Hundreds more flee continuing LRA attacks in north-east Congo
News Stories, 02 April 2012
© UNHCR/ M.Hofer
DUNGU, Democratic Republic of the Congo, March 30 (UNHCR) – Continuing attacks by the rebel Lord's Resistance Army (LRA) have displaced more than 1,200 people and killed two in north-east Democratic Republic of the Congo (DRC) this month. This brings the known number of displaced in Orientale province this year to more than 4,200, but the figure could be higher.
Neighbouring South Sudan and the Central African Republic have also been affected by violence from the LRA, a brutal Ugandan rebel group which is being hunted by various armed forces in the central Africa region.
"Since our last update on March 6, there have been 13 new LRA attacks in north-eastern Democratic Republic of the Congo. Most occurred in Dungu territory between March 6 and 28," a UNHCR spokesperson said Friday.
"Two people were killed and 13 abducted, including a child in the town of Aba. The violence has also displaced more than 1,230 people in the Dungu area," she added. "Many others could be displaced, but we don't have the [precise] numbers because we don't have access to many areas," UNHCR External Affairs Officer Céline Schmitt said in Dungu on Friday.
She said there had also been reports of attacks by the Ugandan rebel group in Bondo, close to the border with the Central African Republic (CAR). UNHCR has been helping people who have found shelter in and around Dungu.
UNHCR and the World Food Programme distributed aid to 200 families, or about 1,000 people displaced in March, in Dungu on Thursday. The UNHCR aid included plastic sheeting, sleeping mats, kitchen sets, mosquito nets and jerry cans.

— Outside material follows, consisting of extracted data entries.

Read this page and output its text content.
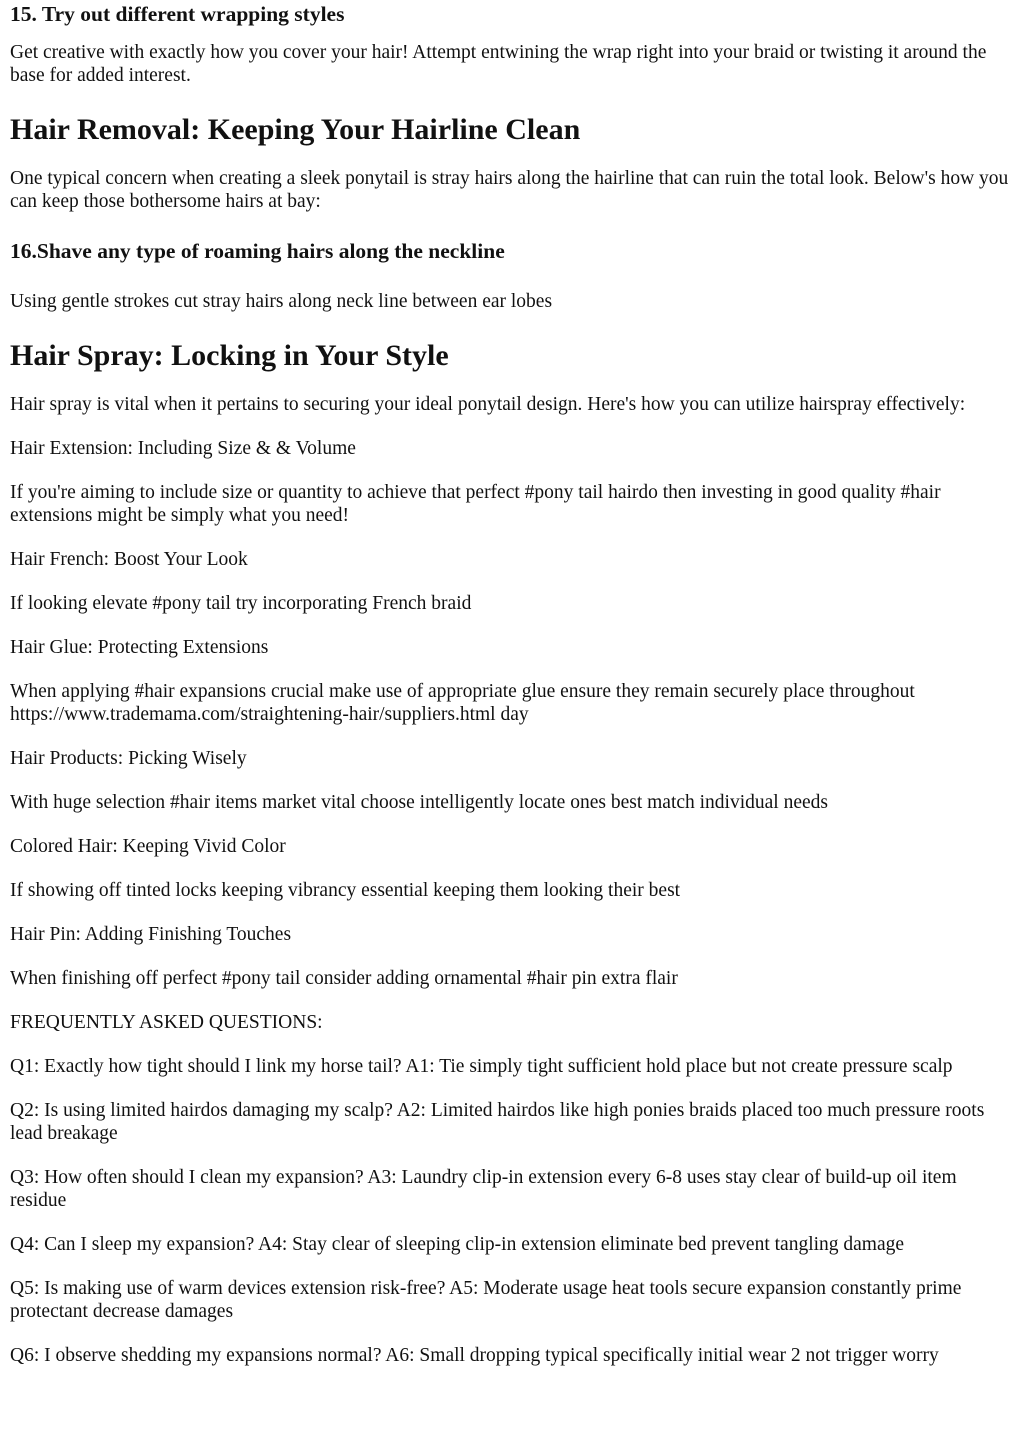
15. Try out different wrapping styles

Get creative with exactly how you cover your hair! Attempt entwining the wrap right into your braid or twisting it around the base for added interest.

Hair Removal: Keeping Your Hairline Clean

One typical concern when creating a sleek ponytail is stray hairs along the hairline that can ruin the total look. Below's how you can keep those bothersome hairs at bay:

16.Shave any type of roaming hairs along the neckline

Using gentle strokes cut stray hairs along neck line between ear lobes

Hair Spray: Locking in Your Style

Hair spray is vital when it pertains to securing your ideal ponytail design. Here's how you can utilize hairspray effectively:

Hair Extension: Including Size & & Volume

If you're aiming to include size or quantity to achieve that perfect #pony tail hairdo then investing in good quality #hair extensions might be simply what you need!

Hair French: Boost Your Look

If looking elevate #pony tail try incorporating French braid

Hair Glue: Protecting Extensions

When applying #hair expansions crucial make use of appropriate glue ensure they remain securely place throughout https://www.trademama.com/straightening-hair/suppliers.html day

Hair Products: Picking Wisely

With huge selection #hair items market vital choose intelligently locate ones best match individual needs

Colored Hair: Keeping Vivid Color

If showing off tinted locks keeping vibrancy essential keeping them looking their best

Hair Pin: Adding Finishing Touches

When finishing off perfect #pony tail consider adding ornamental #hair pin extra flair

FREQUENTLY ASKED QUESTIONS:

Q1: Exactly how tight should I link my horse tail? A1: Tie simply tight sufficient hold place but not create pressure scalp

Q2: Is using limited hairdos damaging my scalp? A2: Limited hairdos like high ponies braids placed too much pressure roots lead breakage

Q3: How often should I clean my expansion? A3: Laundry clip-in extension every 6-8 uses stay clear of build-up oil item residue

Q4: Can I sleep my expansion? A4: Stay clear of sleeping clip-in extension eliminate bed prevent tangling damage

Q5: Is making use of warm devices extension risk-free? A5: Moderate usage heat tools secure expansion constantly prime protectant decrease damages

Q6: I observe shedding my expansions normal? A6: Small dropping typical specifically initial wear 2 not trigger worry
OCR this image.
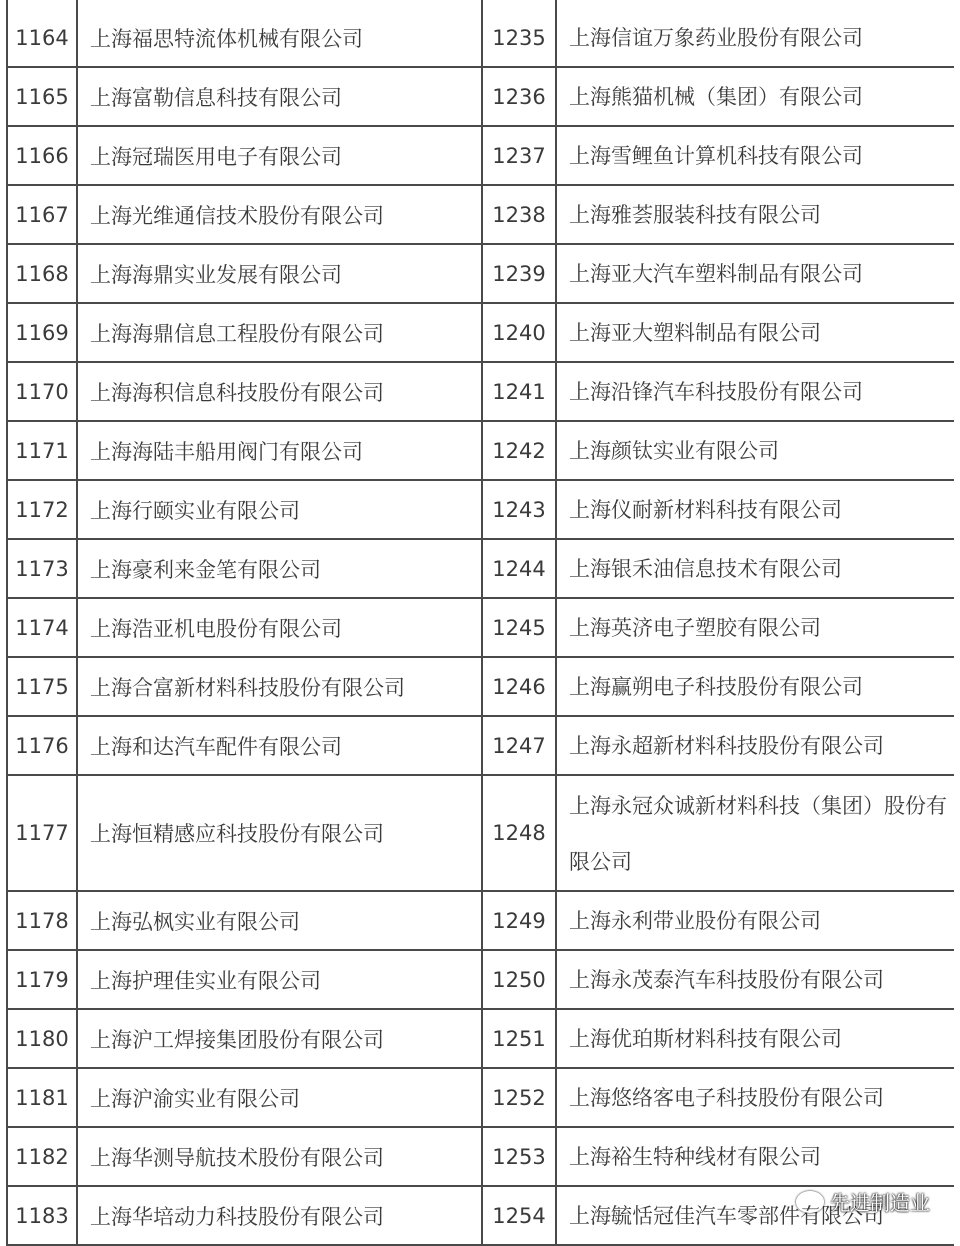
1164	上海福思特流体机械有限公司	1235	上海信谊万象药业股份有限公司
1165	上海富勒信息科技有限公司	1236	上海熊猫机械（集团）有限公司
1166	上海冠瑞医用电子有限公司	1237	上海雪鲤鱼计算机科技有限公司
1167	上海光维通信技术股份有限公司	1238	上海雅荟服装科技有限公司
1168	上海海鼎实业发展有限公司	1239	上海亚大汽车塑料制品有限公司
1169	上海海鼎信息工程股份有限公司	1240	上海亚大塑料制品有限公司
1170	上海海积信息科技股份有限公司	1241	上海沿锋汽车科技股份有限公司
1171	上海海陆丰船用阀门有限公司	1242	上海颜钛实业有限公司
1172	上海行颐实业有限公司	1243	上海仪耐新材料科技有限公司
1173	上海豪利来金笔有限公司	1244	上海银禾油信息技术有限公司
1174	上海浩亚机电股份有限公司	1245	上海英济电子塑胶有限公司
1175	上海合富新材料科技股份有限公司	1246	上海赢朔电子科技股份有限公司
1176	上海和达汽车配件有限公司	1247	上海永超新材料科技股份有限公司
1177	上海恒精感应科技股份有限公司	1248
上海永冠众诚新材料科技（集团）股份有限公司
1178	上海弘枫实业有限公司	1249	上海永利带业股份有限公司
1179	上海护理佳实业有限公司	1250	上海永茂泰汽车科技股份有限公司
1180	上海沪工焊接集团股份有限公司	1251	上海优珀斯材料科技有限公司
1181	上海沪渝实业有限公司	1252	上海悠络客电子科技股份有限公司
1182	上海华测导航技术股份有限公司	1253	上海裕生特种线材有限公司
1183	上海华培动力科技股份有限公司	1254	上海毓恬冠佳汽车零部件有限公司
先进制造业
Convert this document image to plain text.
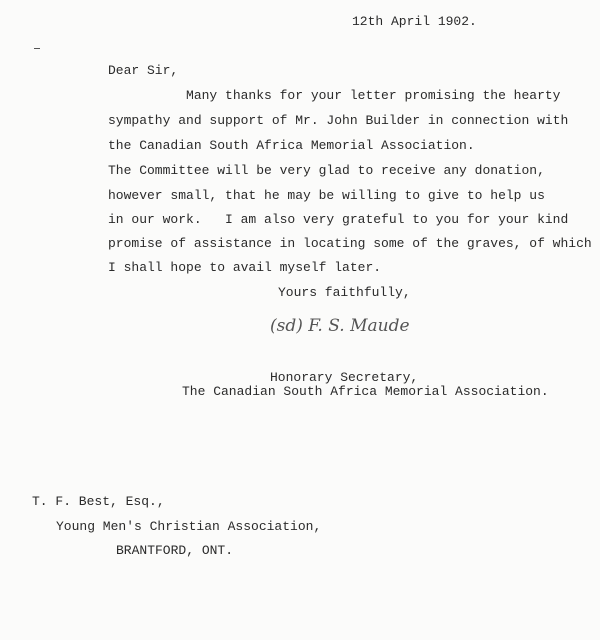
12th April 1902.
Dear Sir,
Many thanks for your letter promising the hearty
sympathy and support of Mr. John Builder in connection with
the Canadian South Africa Memorial Association.
The Committee will be very glad to receive any donation,
however small, that he may be willing to give to help us
in our work.   I am also very grateful to you for your kind
promise of assistance in locating some of the graves, of which
I shall hope to avail myself later.
Yours faithfully,
(sd) F. S. Maude
Honorary Secretary,
The Canadian South Africa Memorial Association.
T. F. Best, Esq.,
Young Men's Christian Association,
BRANTFORD, ONT.
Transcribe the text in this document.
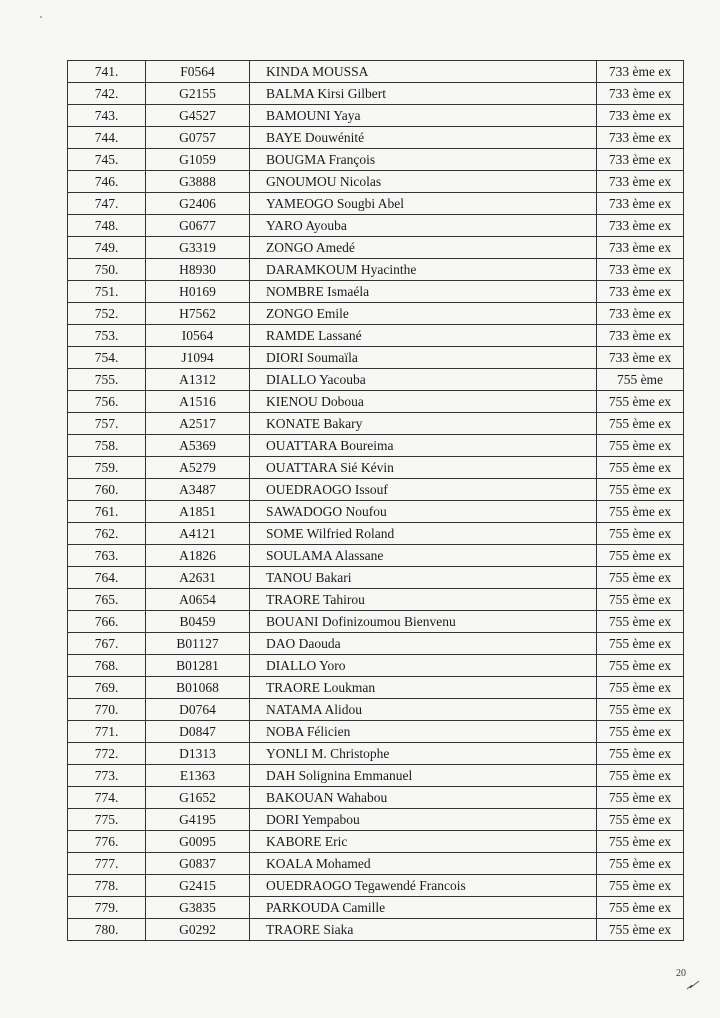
741.	F0564	KINDA MOUSSA	733 ème ex
742.	G2155	BALMA Kirsi Gilbert	733 ème ex
743.	G4527	BAMOUNI Yaya	733 ème ex
744.	G0757	BAYE Douwénité	733 ème ex
745.	G1059	BOUGMA François	733 ème ex
746.	G3888	GNOUMOU Nicolas	733 ème ex
747.	G2406	YAMEOGO Sougbi Abel	733 ème ex
748.	G0677	YARO Ayouba	733 ème ex
749.	G3319	ZONGO Amedé	733 ème ex
750.	H8930	DARAMKOUM Hyacinthe	733 ème ex
751.	H0169	NOMBRE Ismaéla	733 ème ex
752.	H7562	ZONGO Emile	733 ème ex
753.	I0564	RAMDE Lassané	733 ème ex
754.	J1094	DIORI Soumaïla	733 ème ex
755.	A1312	DIALLO Yacouba	755 ème
756.	A1516	KIENOU Doboua	755 ème ex
757.	A2517	KONATE Bakary	755 ème ex
758.	A5369	OUATTARA Boureima	755 ème ex
759.	A5279	OUATTARA Sié Kévin	755 ème ex
760.	A3487	OUEDRAOGO Issouf	755 ème ex
761.	A1851	SAWADOGO Noufou	755 ème ex
762.	A4121	SOME Wilfried Roland	755 ème ex
763.	A1826	SOULAMA Alassane	755 ème ex
764.	A2631	TANOU Bakari	755 ème ex
765.	A0654	TRAORE Tahirou	755 ème ex
766.	B0459	BOUANI Dofinizoumou Bienvenu	755 ème ex
767.	B01127	DAO Daouda	755 ème ex
768.	B01281	DIALLO Yoro	755 ème ex
769.	B01068	TRAORE Loukman	755 ème ex
770.	D0764	NATAMA Alidou	755 ème ex
771.	D0847	NOBA Félicien	755 ème ex
772.	D1313	YONLI M. Christophe	755 ème ex
773.	E1363	DAH Solignina Emmanuel	755 ème ex
774.	G1652	BAKOUAN Wahabou	755 ème ex
775.	G4195	DORI Yempabou	755 ème ex
776.	G0095	KABORE Eric	755 ème ex
777.	G0837	KOALA Mohamed	755 ème ex
778.	G2415	OUEDRAOGO Tegawendé Francois	755 ème ex
779.	G3835	PARKOUDA Camille	755 ème ex
780.	G0292	TRAORE Siaka	755 ème ex
20
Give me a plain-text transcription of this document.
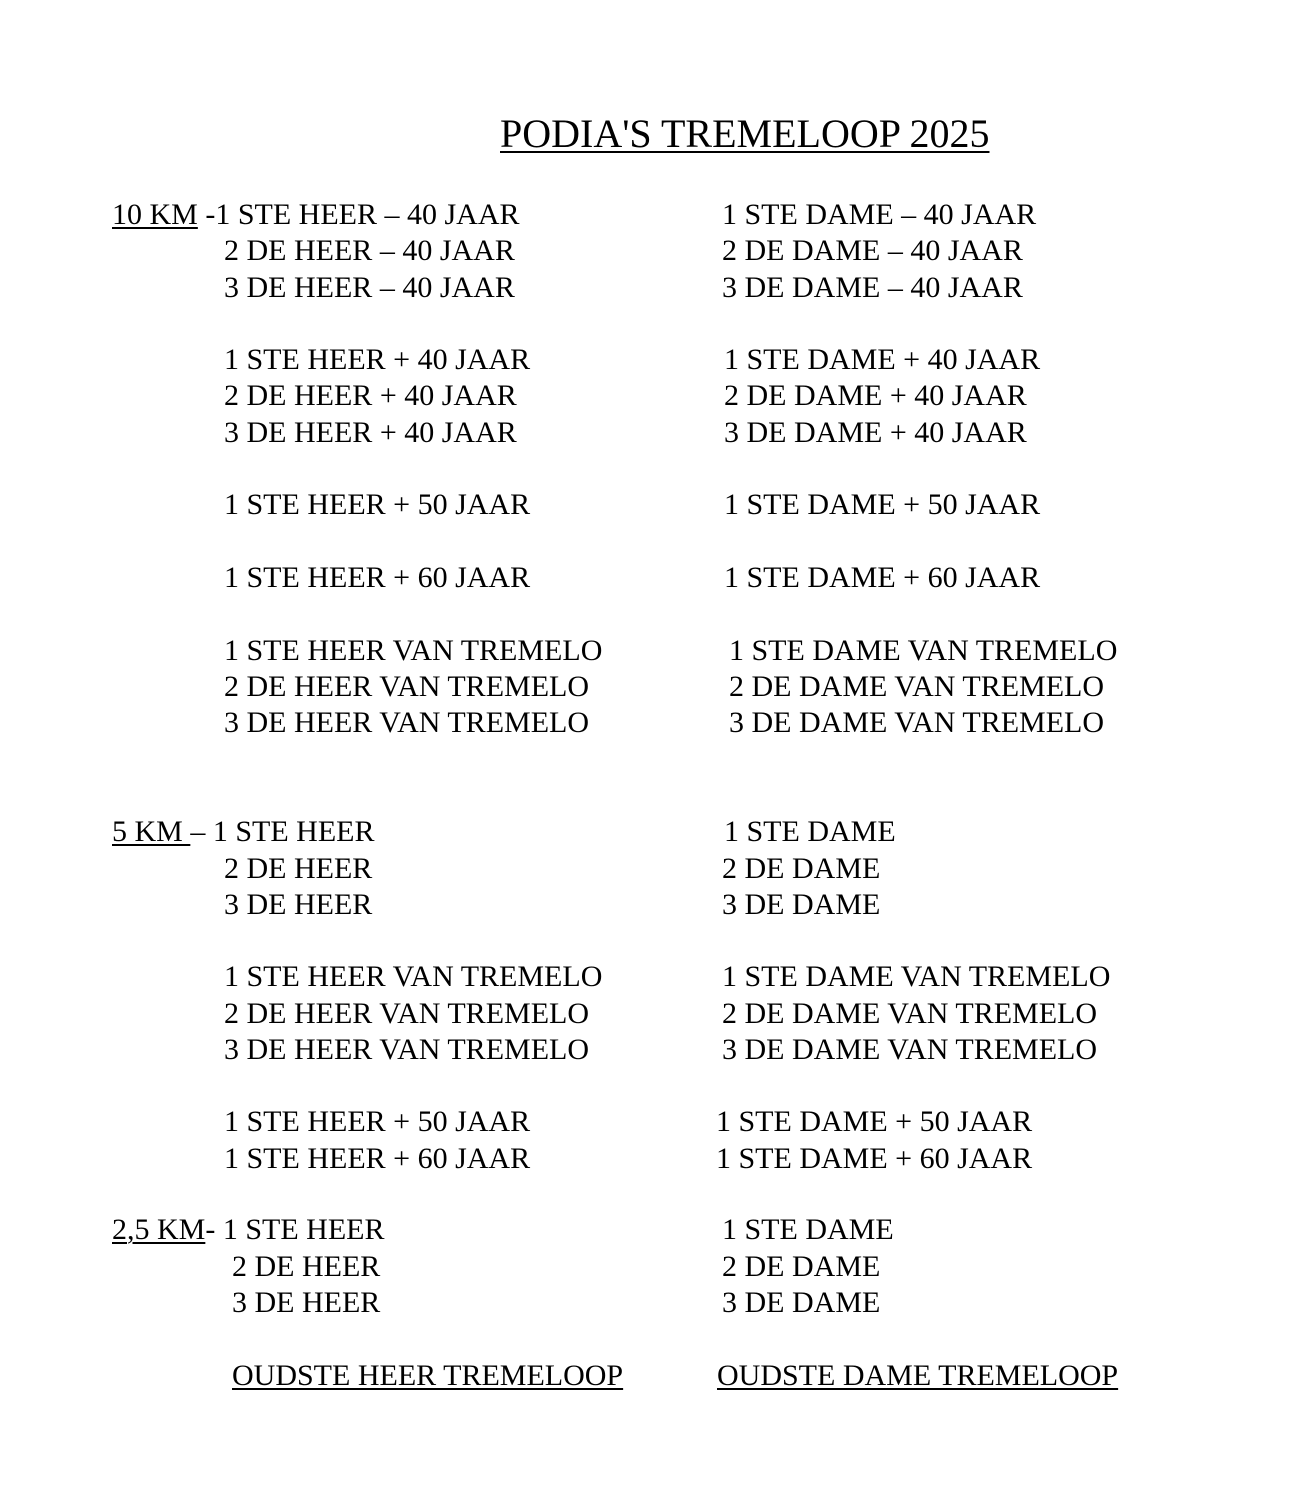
PODIA'S TREMELOOP 2025
10 KM -1 STE HEER – 40 JAAR
2 DE HEER – 40 JAAR
3 DE HEER – 40 JAAR
1 STE HEER + 40 JAAR
2 DE HEER + 40 JAAR
3 DE HEER + 40 JAAR
1 STE HEER + 50 JAAR
1 STE HEER + 60 JAAR
1 STE HEER VAN TREMELO
2 DE HEER VAN TREMELO
3 DE HEER VAN TREMELO
1 STE DAME – 40 JAAR
2 DE DAME – 40 JAAR
3 DE DAME – 40 JAAR
1 STE DAME + 40 JAAR
2 DE DAME + 40 JAAR
3 DE DAME + 40 JAAR
1 STE DAME + 50 JAAR
1 STE DAME + 60 JAAR
1 STE DAME VAN TREMELO
2 DE DAME VAN TREMELO
3 DE DAME VAN TREMELO
5 KM – 1 STE HEER
2 DE HEER
3 DE HEER
1 STE HEER VAN TREMELO
2 DE HEER VAN TREMELO
3 DE HEER VAN TREMELO
1 STE HEER + 50 JAAR
1 STE HEER + 60 JAAR
1 STE DAME
2 DE DAME
3 DE DAME
1 STE DAME VAN TREMELO
2 DE DAME VAN TREMELO
3 DE DAME VAN TREMELO
1 STE DAME + 50 JAAR
1 STE DAME + 60 JAAR
2,5 KM- 1 STE HEER
2 DE HEER
3 DE HEER
1 STE DAME
2 DE DAME
3 DE DAME
OUDSTE HEER TREMELOOP	OUDSTE DAME TREMELOOP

In CAR itself, attacks attributed to the LRA resumed in January after a lull since April 2011. Eleven LRA attacks have been recorded in the south-eastern part of the country this year. Eight of those took place near the towns of Zemio and Mboki, where UNHCR assists refugees and internally displaced populations.
Four people were killed during the attacks and 31 abducted, according to the CAR defence and security forces.
The security situation in south-eastern CAR remains extremely fragile. One exception is in the city of Obo, where the situation has improved with the presence of United States troops deployed last October to bolster efforts by the joint CAR-Ugandan armed forces hunting the LRA and its leadership.
UNHCR field staff say that patrols around Obo by the two national armies supported by US military advisers have enabled local authorities to ensure security within a 25-kilometre radius of Obo, compared to 5 km before. The extended security perimeter is allowing residents to tend their farms.
The LRA also conducts hit-and-run attacks in South Sudan. According to the UN's Office for the Coordination of Humanitarian Affairs (OCHA), in 2011 such attacks killed 18 people, wounded nine, and resulted in 49 abductions and 7,382 people being internally displaced.
No known LRA attacks have occurred in South Sudan this year, however UNHCR regularly receives new groups of refugees fleeing LRA attacks in the DRC and CAR. South Sudan's Western and Central Equatoria states together now host more than 22,000 refugees from these two neighbouring countries, including more than 700 new arrivals this year.
South Sudan is preparing to host African Union forces to coordinate a regional effort to eliminate LRA threats.
UNHCR welcomes the unprecedented regional and international initiatives aimed at ending the LRA atrocities in CAR, DRC and South Sudan and urges all actors to respect human rights and minimize risk to civilian populations.
Indiscriminate LRA assaults on civilians in these three countries have left an estimated 440,000 people internally displaced or living as refugees. Some 335,000 of them are found in DRC alone.
UNHCR works with the local authorities, other UN agencies, as well as non-governmental organizations to assist people who escape or are rescued from the LRA. Some survivors have told UNHCR staff that during their captivity, they were tortured before being used as porters. Some also witnessed the killing of their relatives.